We’ll start by rewriting 𝑥 to the fourth power as 𝑥 squared all squared. We can simplify this by using our laws for exponents. 𝑎 to the 𝑛th power divided by 𝑏 to the 𝑛th power is equal to 𝑎 over 𝑏 all raised to the 𝑛th power. This gives us five 𝑥 squared plus three all divided by 𝑥 squared all squared. Now, what we want to do is divide through five 𝑥 squared plus three by 𝑥 squared. And this gives us, inside of our parentheses, five plus three over 𝑥 squared. So that’s the expression in our numerator simplified. Let’s do the same with the expression in our denominator.

We want to simplify 𝑥 minus five squared times four 𝑥 squared minus three 𝑥 all divided by 𝑥 to the fourth power. To do this, we want to divide each factor by the highest power of 𝑥 which it has. In this case, we’ll divide both factors by 𝑥 squared. To divide our first factor through by 𝑥 squared, we’ll use the same law of exponents. This gives us 𝑥 minus five over 𝑥 all squared. And in our second factor, we’ll just divide through by 𝑥 squared. This gives us four minus three divided by 𝑥. We can simplify our first factor by dividing through by 𝑥. 𝑥 minus five all over 𝑥 is equal to one minus five divided by 𝑥.

Now that we’ve simplified both the expression in our numerator and the expression in our denominator, we want to calculate the limit as 𝑥 approaches ∞ of five plus three over 𝑥 squared all squared divided by one minus five over 𝑥 squared times four minus three over 𝑥. And we can evaluate this limit directly. Since 𝑥 is approaching ∞, we can see that three over 𝑥 squared, five over 𝑥, and three over 𝑥 are all approaching zero. That’s because for all three of these terms, their numerator remains constant. However, their denominator is growing without bound. And we can see that our constants five, one, and four are just constants. They don’t change as 𝑥 changes, so their limit is just equal to themselves.

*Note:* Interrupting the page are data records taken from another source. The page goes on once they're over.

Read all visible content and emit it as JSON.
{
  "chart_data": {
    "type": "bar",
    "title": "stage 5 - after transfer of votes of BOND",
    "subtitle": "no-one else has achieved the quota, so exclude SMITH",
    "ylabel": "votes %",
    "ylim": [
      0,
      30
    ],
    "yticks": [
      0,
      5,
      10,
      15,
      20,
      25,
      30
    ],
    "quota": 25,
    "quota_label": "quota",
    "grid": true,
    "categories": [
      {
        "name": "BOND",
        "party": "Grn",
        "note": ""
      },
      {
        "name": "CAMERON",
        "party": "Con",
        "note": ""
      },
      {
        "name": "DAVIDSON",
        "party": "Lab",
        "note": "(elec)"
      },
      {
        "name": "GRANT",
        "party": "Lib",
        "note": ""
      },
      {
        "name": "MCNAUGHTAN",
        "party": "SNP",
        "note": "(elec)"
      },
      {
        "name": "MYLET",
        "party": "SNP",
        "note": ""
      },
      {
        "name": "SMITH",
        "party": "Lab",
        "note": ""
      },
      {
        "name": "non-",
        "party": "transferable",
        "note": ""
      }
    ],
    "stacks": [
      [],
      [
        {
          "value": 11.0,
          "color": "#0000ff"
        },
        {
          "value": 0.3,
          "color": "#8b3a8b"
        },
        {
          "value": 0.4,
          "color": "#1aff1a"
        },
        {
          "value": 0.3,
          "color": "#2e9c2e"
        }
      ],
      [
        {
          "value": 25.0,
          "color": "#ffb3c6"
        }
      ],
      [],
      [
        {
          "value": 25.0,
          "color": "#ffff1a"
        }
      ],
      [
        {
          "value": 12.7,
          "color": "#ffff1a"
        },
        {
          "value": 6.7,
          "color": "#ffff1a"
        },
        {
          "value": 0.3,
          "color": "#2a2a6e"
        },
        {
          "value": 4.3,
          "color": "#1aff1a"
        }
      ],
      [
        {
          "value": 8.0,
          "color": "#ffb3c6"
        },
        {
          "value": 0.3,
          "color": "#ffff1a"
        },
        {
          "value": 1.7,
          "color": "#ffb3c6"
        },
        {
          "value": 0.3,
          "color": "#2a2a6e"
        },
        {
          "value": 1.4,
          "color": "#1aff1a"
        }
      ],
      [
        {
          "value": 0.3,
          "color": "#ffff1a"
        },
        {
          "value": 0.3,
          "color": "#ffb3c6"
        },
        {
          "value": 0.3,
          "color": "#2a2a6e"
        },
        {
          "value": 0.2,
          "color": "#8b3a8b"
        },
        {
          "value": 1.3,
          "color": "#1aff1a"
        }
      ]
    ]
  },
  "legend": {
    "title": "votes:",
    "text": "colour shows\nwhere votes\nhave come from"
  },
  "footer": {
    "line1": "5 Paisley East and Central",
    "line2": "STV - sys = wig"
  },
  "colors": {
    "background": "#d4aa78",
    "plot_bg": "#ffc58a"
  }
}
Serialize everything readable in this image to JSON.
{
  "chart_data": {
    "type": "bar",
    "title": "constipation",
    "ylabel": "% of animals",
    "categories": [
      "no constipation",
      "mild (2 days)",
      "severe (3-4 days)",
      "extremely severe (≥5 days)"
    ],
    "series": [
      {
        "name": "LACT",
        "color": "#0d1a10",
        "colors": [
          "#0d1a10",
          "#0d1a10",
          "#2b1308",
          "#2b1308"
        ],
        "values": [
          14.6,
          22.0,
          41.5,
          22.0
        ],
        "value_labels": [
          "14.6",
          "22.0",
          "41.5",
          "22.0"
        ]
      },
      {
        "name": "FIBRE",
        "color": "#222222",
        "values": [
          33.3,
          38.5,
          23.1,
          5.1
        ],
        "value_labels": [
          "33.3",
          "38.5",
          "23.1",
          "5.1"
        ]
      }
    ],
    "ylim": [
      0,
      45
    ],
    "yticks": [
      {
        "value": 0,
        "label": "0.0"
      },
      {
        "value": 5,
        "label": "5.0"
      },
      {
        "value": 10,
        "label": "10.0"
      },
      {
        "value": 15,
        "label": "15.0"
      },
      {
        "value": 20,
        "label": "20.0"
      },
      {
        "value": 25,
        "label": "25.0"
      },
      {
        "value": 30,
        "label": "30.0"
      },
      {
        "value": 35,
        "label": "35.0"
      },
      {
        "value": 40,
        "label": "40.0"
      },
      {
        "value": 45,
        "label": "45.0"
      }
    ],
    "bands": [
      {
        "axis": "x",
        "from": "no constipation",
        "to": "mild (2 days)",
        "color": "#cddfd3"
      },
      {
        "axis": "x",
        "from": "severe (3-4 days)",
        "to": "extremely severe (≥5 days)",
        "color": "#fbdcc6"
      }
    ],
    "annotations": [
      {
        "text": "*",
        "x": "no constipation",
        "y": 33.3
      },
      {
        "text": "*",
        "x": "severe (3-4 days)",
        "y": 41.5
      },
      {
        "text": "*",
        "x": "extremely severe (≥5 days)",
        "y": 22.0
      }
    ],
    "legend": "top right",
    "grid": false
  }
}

We have to be careful at this point since we need to remember that we’re taking the exponents of some of these factors. Combining this information, this gives us that our limit is equal to five squared divided by one squared times four. And we can calculate this expression to give us 25 divided by four. Therefore, we’ve shown the limit as 𝑥 approaches ∞ of five 𝑥 squared plus three all squared divided by 𝑥 minus five squared times four 𝑥 squared minus three 𝑥 is equal to 25 divided by four.